Naturally delighted, and yearning for adventure, they readily accept the bequest, even though it comes with a couple of strange conditions, the main being that their mother and father are not to set foot in the apartment. They arrive, and soon spend their time becoming accustomed to their new home, and indeed their new country and surroundings.
The apartment is on the first floor. Underneath them lives Robert, a thirtysomething writer, and guide at the cemetery who was the lover of Elspeth, and who has not yet come to terms with her death. Above them lives Martin, an obsessive compulsive crossword compiler, whose Dutch wife, Marijke, has recently returned to her home country, unable to continue living with her husband’s ever deteriorating condition. And creeping into their home comes The Little Kitten Of Death, a snow-white feline visitor from nowhere who is soon adopted by the twins as a pet albeit without it’s consent.
And into this strange brew, another companion enters. Elspeth herself, who finds herself quietly haunting the twins’ apartment, observing them for the first time as they make their new lives, and unobtrusively occupying the locked desk drawer of the desk in her old office.

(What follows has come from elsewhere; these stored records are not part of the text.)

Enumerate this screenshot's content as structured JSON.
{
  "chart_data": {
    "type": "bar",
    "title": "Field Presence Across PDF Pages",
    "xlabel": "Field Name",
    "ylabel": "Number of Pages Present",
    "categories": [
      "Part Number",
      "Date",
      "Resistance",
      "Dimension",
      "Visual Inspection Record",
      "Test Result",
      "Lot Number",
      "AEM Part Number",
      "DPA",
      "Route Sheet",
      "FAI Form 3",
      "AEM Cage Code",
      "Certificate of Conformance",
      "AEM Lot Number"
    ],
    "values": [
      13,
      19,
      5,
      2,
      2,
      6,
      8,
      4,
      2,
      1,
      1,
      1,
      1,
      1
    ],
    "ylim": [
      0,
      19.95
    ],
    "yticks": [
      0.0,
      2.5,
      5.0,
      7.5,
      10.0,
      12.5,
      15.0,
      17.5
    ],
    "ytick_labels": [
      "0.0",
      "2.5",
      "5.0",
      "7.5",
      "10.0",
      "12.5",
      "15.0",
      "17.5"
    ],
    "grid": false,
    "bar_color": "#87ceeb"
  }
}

What makes Her Fearful Symmetry really sing is not the speculative supernatural stuff (although that's handled with the same kind of reducing something down to its nuts-and-bolts-aplomb that Niffenegger displayed with time travel), but the quite beautifully drawn characters that inhabit the house that sits next to Highgate Cemetery.
Robert, torn between his devotion to Elspeth's memory and his attraction to Valentina, who's almost half his age; Martin, the obsessive-compulsive who can no longer leave his flat, and whose wife leaves for Amsterdam after twenty-odd years of marriage when she finds she can no longer deal with his sickness; the twins themselves, Valentina, who decides she wants to free herself of the domineering shadow of Julia; Elspeth, who discovers that although she is dead, she can exert control over all of them; and Highgate Cemetary itself - so much so that I think next time I'm in London, I shall try to visit. Niffenegger draws it with such a rich palette that it sounds irresistable.

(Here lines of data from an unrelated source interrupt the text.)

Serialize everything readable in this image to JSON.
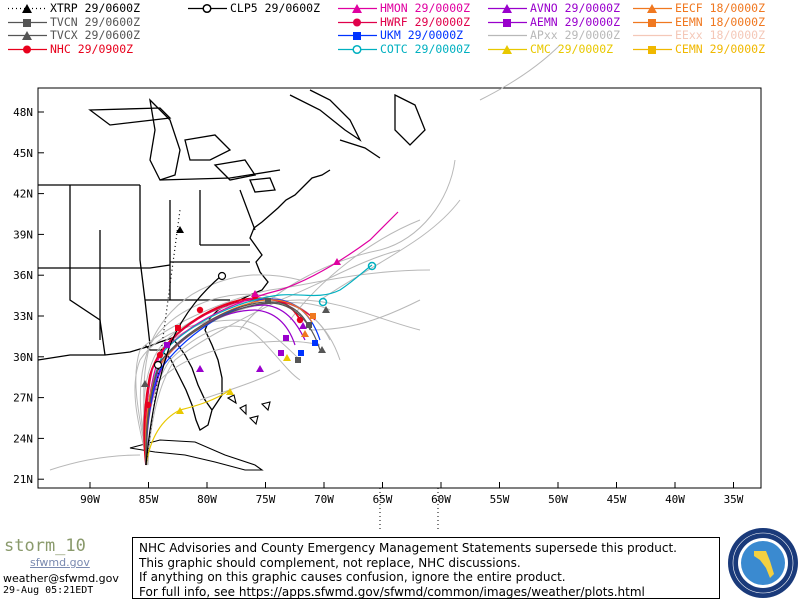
{
  "legend": [
    {
      "label": "XTRP 29/0600Z",
      "color": "#000000",
      "marker": "triangle",
      "dash": "1,3"
    },
    {
      "label": "TVCN 29/0600Z",
      "color": "#555555",
      "marker": "square",
      "dash": ""
    },
    {
      "label": "TVCX 29/0600Z",
      "color": "#555555",
      "marker": "triangle",
      "dash": ""
    },
    {
      "label": "NHC 29/0900Z",
      "color": "#e8001c",
      "marker": "circle",
      "dash": ""
    },
    {
      "label": "CLP5 29/0600Z",
      "color": "#000000",
      "marker": "ring",
      "dash": ""
    },
    {
      "label": "HMON 29/0000Z",
      "color": "#e000a0",
      "marker": "triangle",
      "dash": ""
    },
    {
      "label": "HWRF 29/0000Z",
      "color": "#e0004a",
      "marker": "circle",
      "dash": ""
    },
    {
      "label": "UKM 29/0000Z",
      "color": "#0033ff",
      "marker": "square",
      "dash": ""
    },
    {
      "label": "COTC 29/0000Z",
      "color": "#00b0c0",
      "marker": "ring",
      "dash": ""
    },
    {
      "label": "AVNO 29/0000Z",
      "color": "#9900cc",
      "marker": "triangle",
      "dash": ""
    },
    {
      "label": "AEMN 29/0000Z",
      "color": "#9900cc",
      "marker": "square",
      "dash": ""
    },
    {
      "label": "APxx 29/0000Z",
      "color": "#b8b8b8",
      "marker": "none",
      "dash": ""
    },
    {
      "label": "CMC 29/0000Z",
      "color": "#e8c800",
      "marker": "triangle",
      "dash": ""
    },
    {
      "label": "EECF 18/0000Z",
      "color": "#f07820",
      "marker": "triangle",
      "dash": ""
    },
    {
      "label": "EEMN 18/0000Z",
      "color": "#f07820",
      "marker": "square",
      "dash": ""
    },
    {
      "label": "EExx 18/0000Z",
      "color": "#f4c8b8",
      "marker": "none",
      "dash": ""
    },
    {
      "label": "CEMN 29/0000Z",
      "color": "#f0b800",
      "marker": "square",
      "dash": ""
    }
  ],
  "map": {
    "lat_labels": [
      "48N",
      "45N",
      "42N",
      "39N",
      "36N",
      "33N",
      "30N",
      "27N",
      "24N",
      "21N"
    ],
    "lon_labels": [
      "90W",
      "85W",
      "80W",
      "75W",
      "70W",
      "65W",
      "60W",
      "55W",
      "50W",
      "45W",
      "40W",
      "35W"
    ]
  },
  "footer": {
    "logo_text": "storm_10",
    "logo_sub": "sfwmd.gov",
    "email": "weather@sfwmd.gov",
    "date": "29-Aug 05:21EDT",
    "disclaimer": [
      "NHC Advisories and County Emergency Management Statements supersede this product.",
      "This graphic should complement, not replace, NHC discussions.",
      "If anything on this graphic causes confusion, ignore the entire product.",
      "For full info, see  https://apps.sfwmd.gov/sfwmd/common/images/weather/plots.html"
    ],
    "seal_text": "SOUTH FLORIDA WATER MANAGEMENT DISTRICT"
  }
}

It's a fantastic, Autumnal kind of book, brimming with atmosphere and a sense of place, and populated with flawed characters that you genuinely hope make the right decisions. Martin, in partiular with his physical rituals and emotional tics and his flat filled with boxes is an acutely observed study of OCD, and his relationship with his wife and one of the twins is worth the price of the book alone. And indeed, if the direction the book takes in its last third seems a little too audacious for some, I didn't mind too much because I was already too invested in the characters.
It's a sublime bit of writing.

1 comment:

fluid69 said...

Agh, another book i must get round to reading sometime. My reading rate is slowing down again. Must be the cold.